More than 2,000 new subsidised homes in east Kowloon will go on sale this month, with asking prices ranging from HK$1.18 million to about HK$3.85 million (US$496,000).

The flats in Kai Chuen Court in Diamond Hill, the newest batch under the Green Form Subsidised Home Ownership Scheme, will be offered at 50 per discount of the market price exclusively to public housing tenants, or those likely to be allocated a public rental flat in a year.

Located on the site of the former historic Tai Hom Village, the estate is in a busy part of Kowloon with good traffic connections.

The 2,112 flats range from 184 to 481 sq ft, and the average selling price is HK$7,390 per square foot.

Interested parties can submit applications from May 28 to June 10. Forms will be available from Friday.

The same 50 per cent discount will also apply to 525 unsold units from the scheme’s previous batch of flats, at Ching Fu Court in Tsing Yi, and Dip Tsui Court in Chai Wan.

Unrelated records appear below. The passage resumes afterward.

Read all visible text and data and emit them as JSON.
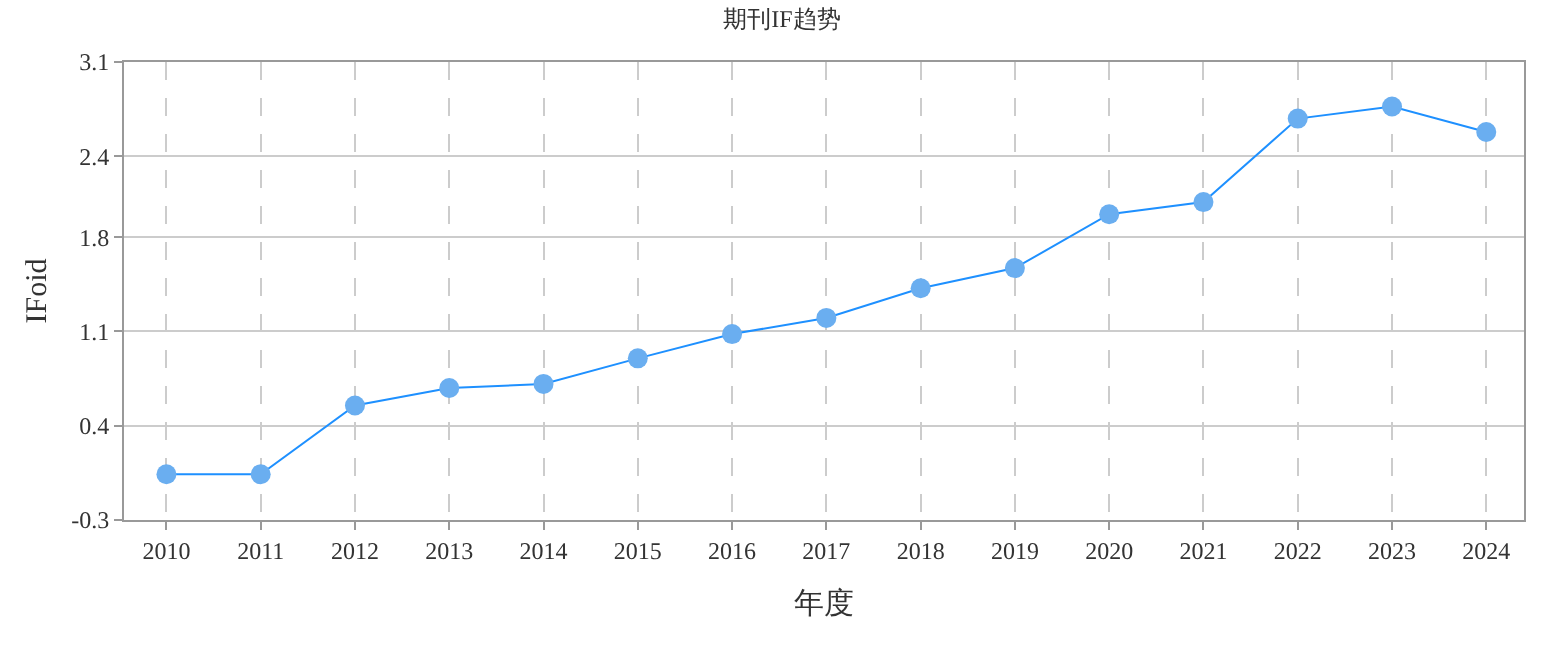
{
  "chart_data": {
    "type": "line",
    "title": "期刊IF趋势",
    "xlabel": "年度",
    "ylabel": "IFoid",
    "categories": [
      "2010",
      "2011",
      "2012",
      "2013",
      "2014",
      "2015",
      "2016",
      "2017",
      "2018",
      "2019",
      "2020",
      "2021",
      "2022",
      "2023",
      "2024"
    ],
    "series": [
      {
        "color": "#1e90ff",
        "colors": [
          "#6aaef0",
          "#6aaef0",
          "#6aaef0",
          "#6aaef0",
          "#6aaef0",
          "#6aaef0",
          "#6aaef0",
          "#6aaef0",
          "#6aaef0",
          "#6aaef0",
          "#6aaef0",
          "#6aaef0",
          "#6aaef0",
          "#6aaef0",
          "#6aaef0"
        ],
        "values": [
          0.04,
          0.04,
          0.55,
          0.68,
          0.71,
          0.9,
          1.08,
          1.2,
          1.42,
          1.57,
          1.97,
          2.06,
          2.68,
          2.77,
          2.58
        ]
      }
    ],
    "marker": "circle",
    "line_style": "solid",
    "ylim": [
      -0.3,
      3.1
    ],
    "yticks": [
      -0.3,
      0.4,
      1.1,
      1.8,
      2.4,
      3.1
    ],
    "grid": true
  }
}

There was an unusually lacklustre response to the otherwise popular scheme last December, something officials blamed on gloomy economic prospects and the small size of those units.

Scott Leung Man-kwong, a member of the Housing Authority’s subsidised housing committee, welcomed the sale and hoped it would attract more applicants.

He expected flats at Kai Chuen Court to sell out because of its better location and bigger size of flats, compared to the projects in Tsing Yi and Chai Wan.

Separately, a source said the Housing Authority was planning to demolish four of its six flatted factory buildings within the next 1½ years to develop new public housing projects, including Yip On Factory Estate in Kowloon Bay, Sui Fai Factory Estate in Fo Tan, Kwai On Factory Estate at Kwai Chung, and Wang Cheong Factory Estate in Cheung Sha Wan.

These industrial buildings, built between 1979 and 1984, have 4,822 units in total. An earlier study said three of the plots could produce more than 3,000 public housing units in 2031.